Special applications of regression analysis also relate to the analysis of discrete and restricted dependent variables. A distinction can be made here between the type of dependent variable and the type of restriction of the value range. The regression models that can be used here are listed below. For more information, see Frone (1997) and Long (1997).

Models for different types of dependent variables ( generalized linear models ):

Models for different types of restricted value ranges:

### Application in econometrics

The following are particularly suitable for quantitative economic analyzes within the framework of regression analysis, for example econometrics :

Wikibooks: Introduction to Regression Calculation  - Learning and Teaching Materials
Commons : Linear Regression  - collection of images, videos and audio files

## literature

• Norman R. Draper, Harry Smith: Applied Regression Analysis. 3. Edition.
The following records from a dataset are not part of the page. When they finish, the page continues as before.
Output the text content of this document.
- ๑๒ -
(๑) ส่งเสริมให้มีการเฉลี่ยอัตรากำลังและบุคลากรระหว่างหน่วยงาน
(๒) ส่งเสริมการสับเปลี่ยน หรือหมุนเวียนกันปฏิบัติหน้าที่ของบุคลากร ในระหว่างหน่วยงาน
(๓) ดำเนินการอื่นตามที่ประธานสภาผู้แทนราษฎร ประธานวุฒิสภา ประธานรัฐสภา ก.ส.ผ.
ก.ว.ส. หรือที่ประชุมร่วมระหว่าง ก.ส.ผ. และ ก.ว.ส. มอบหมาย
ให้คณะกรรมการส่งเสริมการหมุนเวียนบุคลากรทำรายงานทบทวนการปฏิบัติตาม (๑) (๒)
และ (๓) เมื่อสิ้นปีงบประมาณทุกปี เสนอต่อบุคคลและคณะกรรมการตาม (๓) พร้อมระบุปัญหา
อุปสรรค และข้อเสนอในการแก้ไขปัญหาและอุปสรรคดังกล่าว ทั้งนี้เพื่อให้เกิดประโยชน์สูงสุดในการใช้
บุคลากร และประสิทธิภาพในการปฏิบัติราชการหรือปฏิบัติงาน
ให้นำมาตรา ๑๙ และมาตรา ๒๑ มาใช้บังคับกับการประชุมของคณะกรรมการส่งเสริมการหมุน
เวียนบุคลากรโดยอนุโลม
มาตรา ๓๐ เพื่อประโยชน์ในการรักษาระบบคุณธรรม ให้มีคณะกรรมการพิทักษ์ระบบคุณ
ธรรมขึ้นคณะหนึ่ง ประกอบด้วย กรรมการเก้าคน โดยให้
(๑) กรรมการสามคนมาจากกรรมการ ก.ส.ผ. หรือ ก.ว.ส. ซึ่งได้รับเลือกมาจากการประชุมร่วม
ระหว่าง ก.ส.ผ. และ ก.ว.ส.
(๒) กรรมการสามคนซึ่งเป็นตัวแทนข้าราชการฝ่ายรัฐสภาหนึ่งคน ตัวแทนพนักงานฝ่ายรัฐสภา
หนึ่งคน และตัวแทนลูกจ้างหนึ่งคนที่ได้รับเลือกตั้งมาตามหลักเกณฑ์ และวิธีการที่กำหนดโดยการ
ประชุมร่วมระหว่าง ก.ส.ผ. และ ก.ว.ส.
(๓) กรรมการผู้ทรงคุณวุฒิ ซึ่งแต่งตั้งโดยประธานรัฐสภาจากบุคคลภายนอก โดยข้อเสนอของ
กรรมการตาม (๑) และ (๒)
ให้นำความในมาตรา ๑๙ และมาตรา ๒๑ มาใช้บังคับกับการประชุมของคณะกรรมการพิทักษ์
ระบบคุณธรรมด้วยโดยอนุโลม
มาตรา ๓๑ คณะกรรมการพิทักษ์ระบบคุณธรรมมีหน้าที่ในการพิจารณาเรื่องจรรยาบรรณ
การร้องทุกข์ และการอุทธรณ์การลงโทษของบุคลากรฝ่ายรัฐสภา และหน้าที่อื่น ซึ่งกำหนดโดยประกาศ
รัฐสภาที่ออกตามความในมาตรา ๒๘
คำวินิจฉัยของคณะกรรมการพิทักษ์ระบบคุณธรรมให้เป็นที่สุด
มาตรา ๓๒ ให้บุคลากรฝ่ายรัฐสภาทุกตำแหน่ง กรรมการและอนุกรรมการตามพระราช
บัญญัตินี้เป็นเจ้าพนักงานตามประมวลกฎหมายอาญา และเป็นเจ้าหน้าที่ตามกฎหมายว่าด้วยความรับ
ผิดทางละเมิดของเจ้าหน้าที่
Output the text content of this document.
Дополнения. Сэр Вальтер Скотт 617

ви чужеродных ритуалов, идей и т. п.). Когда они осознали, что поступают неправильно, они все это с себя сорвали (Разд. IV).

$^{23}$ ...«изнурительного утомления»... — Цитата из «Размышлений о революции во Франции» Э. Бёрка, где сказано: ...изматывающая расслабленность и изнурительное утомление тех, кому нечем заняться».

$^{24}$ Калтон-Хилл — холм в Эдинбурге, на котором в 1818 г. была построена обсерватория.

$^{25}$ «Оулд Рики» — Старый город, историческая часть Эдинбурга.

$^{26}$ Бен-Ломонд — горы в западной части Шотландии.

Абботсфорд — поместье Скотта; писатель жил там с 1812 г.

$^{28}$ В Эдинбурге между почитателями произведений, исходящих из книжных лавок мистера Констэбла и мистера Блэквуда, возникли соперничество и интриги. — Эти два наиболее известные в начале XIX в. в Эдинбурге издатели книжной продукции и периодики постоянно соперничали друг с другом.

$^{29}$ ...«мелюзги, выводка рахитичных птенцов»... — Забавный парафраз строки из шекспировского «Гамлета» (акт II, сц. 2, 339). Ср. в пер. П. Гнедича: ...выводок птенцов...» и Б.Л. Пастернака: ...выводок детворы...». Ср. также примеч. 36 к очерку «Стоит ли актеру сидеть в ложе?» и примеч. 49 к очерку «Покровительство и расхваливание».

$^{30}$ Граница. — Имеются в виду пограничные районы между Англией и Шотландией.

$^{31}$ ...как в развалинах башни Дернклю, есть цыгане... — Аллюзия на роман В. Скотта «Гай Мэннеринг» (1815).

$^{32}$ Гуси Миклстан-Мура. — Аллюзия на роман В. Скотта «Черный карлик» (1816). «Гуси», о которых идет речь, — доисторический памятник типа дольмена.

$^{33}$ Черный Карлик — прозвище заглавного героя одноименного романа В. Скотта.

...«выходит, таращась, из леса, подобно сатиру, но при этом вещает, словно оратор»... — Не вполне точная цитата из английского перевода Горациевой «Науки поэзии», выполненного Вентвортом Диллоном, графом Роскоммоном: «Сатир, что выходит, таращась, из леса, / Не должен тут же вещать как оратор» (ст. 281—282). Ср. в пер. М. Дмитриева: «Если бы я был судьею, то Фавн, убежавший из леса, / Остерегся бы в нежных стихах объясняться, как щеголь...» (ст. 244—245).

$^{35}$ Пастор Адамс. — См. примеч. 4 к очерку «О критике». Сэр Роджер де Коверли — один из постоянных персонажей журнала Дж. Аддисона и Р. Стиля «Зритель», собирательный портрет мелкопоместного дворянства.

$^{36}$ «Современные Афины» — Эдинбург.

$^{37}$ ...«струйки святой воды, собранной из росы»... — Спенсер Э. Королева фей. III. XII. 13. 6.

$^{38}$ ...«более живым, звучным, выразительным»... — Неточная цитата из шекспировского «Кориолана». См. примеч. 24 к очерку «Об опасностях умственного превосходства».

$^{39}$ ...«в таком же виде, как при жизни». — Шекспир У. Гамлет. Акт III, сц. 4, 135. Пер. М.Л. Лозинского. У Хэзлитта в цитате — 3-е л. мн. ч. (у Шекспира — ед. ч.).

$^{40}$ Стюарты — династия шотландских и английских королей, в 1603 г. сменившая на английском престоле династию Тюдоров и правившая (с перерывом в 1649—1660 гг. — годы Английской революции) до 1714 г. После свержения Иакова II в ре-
Wiley, New York 1998, ISBN 0-471-17082-8 .
• Ludwig Fahrmeir , Thomas Kneib , Stefan Lang: Regression: Models, Methods and Applications. Springer Verlag, Berlin / Heidelberg / New York 2007, ISBN 978-3-540-33932-8 .
• Peter Schönfeld: Methods of Econometrics . Berlin / Frankfurt 1969.
• Dieter Urban, Jochen Mayerl: Regression analysis: theory, technology and application. 2., revised. Edition. VS Verlag, Wiesbaden 2006, ISBN 3-531-33739-4 .
• G. Judge, R. Carter Hill: Introduction to the Theory and Practice of Econometrics. Wiley, New York 1988, ISBN 0-471-62414-4 .

## Individual evidence

1. ^ Hui Zou, Trevor Hastie: Regularization and Variable Selection via the Elastic Net. (PDF).
2. MR Frone: Regression models for discrete and limited dependent variables. Research Methods Forum No. 2, 1997, online. ( Memento of January 7, 2007 in the Internet Archive ).
3. ^ JS Long: Regression models for categorical and limited dependent variables. Sage, Thousand Oaks, CA 1997.